Laois County Councillor
- In office 2009–2014
- Constituency: Portlaoise

Personal details
- Born: 1964 (age 61–62) Okeodan, Ogun State, Nigeria
- Party: Independent
- Education: University of Benin

= Rotimi Adebari =

Nigerian-born Irish politician

Rotimi Adebari (born 1964) is a Nigerian-born Irish politician. Adebari was elected as the first black mayor in Ireland in 2007.

== Early life and background ==
Adebari was born 1964 in Okeodan, Ogun State, and studied economics at the University of Benin.

== Life in Ireland ==
===Failed Asylum claim===
Adebari arrived in Dublin with his wife and two children in 2000. Adebari claimed that as after he converted from Islam to Christianity, he fled Nigeria in 2000, and made a claim for asylum on the grounds of religious persecution.

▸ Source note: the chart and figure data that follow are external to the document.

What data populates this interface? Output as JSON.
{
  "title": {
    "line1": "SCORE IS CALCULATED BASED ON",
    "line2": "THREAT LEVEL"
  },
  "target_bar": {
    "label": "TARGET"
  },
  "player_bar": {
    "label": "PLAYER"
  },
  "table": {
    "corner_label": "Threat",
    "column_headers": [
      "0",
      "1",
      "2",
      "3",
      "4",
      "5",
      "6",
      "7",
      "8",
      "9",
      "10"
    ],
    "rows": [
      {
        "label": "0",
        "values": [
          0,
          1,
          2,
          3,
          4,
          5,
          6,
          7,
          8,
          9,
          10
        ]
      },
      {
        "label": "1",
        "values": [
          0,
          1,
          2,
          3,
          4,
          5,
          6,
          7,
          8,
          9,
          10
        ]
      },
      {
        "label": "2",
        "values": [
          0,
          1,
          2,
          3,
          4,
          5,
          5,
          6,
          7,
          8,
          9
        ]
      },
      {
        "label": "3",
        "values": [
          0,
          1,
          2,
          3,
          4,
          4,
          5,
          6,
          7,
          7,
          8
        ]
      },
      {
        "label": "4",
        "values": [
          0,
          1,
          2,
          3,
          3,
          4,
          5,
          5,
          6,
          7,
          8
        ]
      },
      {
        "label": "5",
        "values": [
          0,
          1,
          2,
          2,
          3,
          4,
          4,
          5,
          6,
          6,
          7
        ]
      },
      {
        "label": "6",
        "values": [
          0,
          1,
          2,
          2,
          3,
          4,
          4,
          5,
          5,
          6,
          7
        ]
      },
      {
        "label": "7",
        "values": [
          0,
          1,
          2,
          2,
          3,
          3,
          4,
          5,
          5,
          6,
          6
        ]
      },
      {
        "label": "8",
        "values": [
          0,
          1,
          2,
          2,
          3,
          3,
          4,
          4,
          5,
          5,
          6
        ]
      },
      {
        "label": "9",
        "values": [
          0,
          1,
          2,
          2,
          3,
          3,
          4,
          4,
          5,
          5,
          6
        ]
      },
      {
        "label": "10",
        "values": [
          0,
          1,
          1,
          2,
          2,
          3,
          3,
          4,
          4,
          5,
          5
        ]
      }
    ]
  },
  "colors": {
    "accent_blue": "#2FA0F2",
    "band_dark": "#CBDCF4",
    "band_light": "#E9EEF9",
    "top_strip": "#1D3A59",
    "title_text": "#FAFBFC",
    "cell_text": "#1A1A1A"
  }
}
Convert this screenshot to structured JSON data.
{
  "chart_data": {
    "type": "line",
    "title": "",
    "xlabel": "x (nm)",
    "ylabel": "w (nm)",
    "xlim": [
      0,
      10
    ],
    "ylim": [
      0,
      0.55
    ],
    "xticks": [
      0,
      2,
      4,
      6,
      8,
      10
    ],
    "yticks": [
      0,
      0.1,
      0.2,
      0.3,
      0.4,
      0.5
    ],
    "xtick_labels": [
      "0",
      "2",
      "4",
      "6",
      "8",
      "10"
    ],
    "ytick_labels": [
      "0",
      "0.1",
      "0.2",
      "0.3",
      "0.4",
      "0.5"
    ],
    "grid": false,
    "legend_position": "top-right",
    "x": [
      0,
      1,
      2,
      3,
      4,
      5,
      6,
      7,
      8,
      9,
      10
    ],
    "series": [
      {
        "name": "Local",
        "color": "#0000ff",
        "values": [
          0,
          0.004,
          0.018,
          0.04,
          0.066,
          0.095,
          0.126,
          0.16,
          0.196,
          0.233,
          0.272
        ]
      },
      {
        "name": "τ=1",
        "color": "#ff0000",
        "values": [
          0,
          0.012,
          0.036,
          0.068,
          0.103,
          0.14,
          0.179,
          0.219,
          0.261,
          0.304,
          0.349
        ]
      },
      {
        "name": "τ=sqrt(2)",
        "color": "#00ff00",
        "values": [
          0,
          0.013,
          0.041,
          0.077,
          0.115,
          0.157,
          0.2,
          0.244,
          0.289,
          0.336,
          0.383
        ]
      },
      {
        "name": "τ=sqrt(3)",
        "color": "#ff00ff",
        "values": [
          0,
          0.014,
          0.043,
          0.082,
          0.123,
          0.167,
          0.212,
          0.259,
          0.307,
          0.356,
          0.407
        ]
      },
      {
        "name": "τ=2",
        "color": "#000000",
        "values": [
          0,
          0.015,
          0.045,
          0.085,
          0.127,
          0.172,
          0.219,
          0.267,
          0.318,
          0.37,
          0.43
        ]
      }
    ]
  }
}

His application was rejected because of a lack of evidence that he had personally suffered persecution, Adebari did however gain automatic residency when his wife gave birth to a son in Ireland shortly after they arrived.

===Election to Laois County Council===
Adebari and his family settled in County Laois. Adebari completed his master's degree in intercultural studies at Dublin City University. and set up a firm called Optimum Point Consultancy.

In 2004, he was elected as a town councilor in local elections. In June 2007 he was elected as mayor of Portlaoise Town Council (9 members), with support from Fine Gael, Sinn Féin and an Independent councillor. In the 2009 local elections he was re-elected to the town council and also to Laois County Council for the Portlaoise electoral area.

===Alleged work in United Kingdom===
In 2007, Adebari denied claims that he was a train operator in London who worked out of the Queen's Park depot on the Bakerloo line. Multiple London Underground employees, including Paddy Clarke, a retired tube driver from County Louth, stated that Adebari worked as a train driver in London during the late 1990s before moving to Ireland. Clarke stated, "at the very least 50 drivers and six or more managers will remember him. His photograph and signature are on file with London Underground's personnel office which were used in the issue of his free travel-pass and identity card." Adebari asserted he travelled to Ireland directly from Nigeria via Paris, and never worked or lived in London at any time.

Adebari ran as an independent candidate in the 2011 general election for the Laois–Offaly constituency, he failed to get elected and received 628 1st preference votes (0.85%). In 2014, Adebari ran as an Independent in the Local Election but failed to gain election and lost his position on Laois County Council.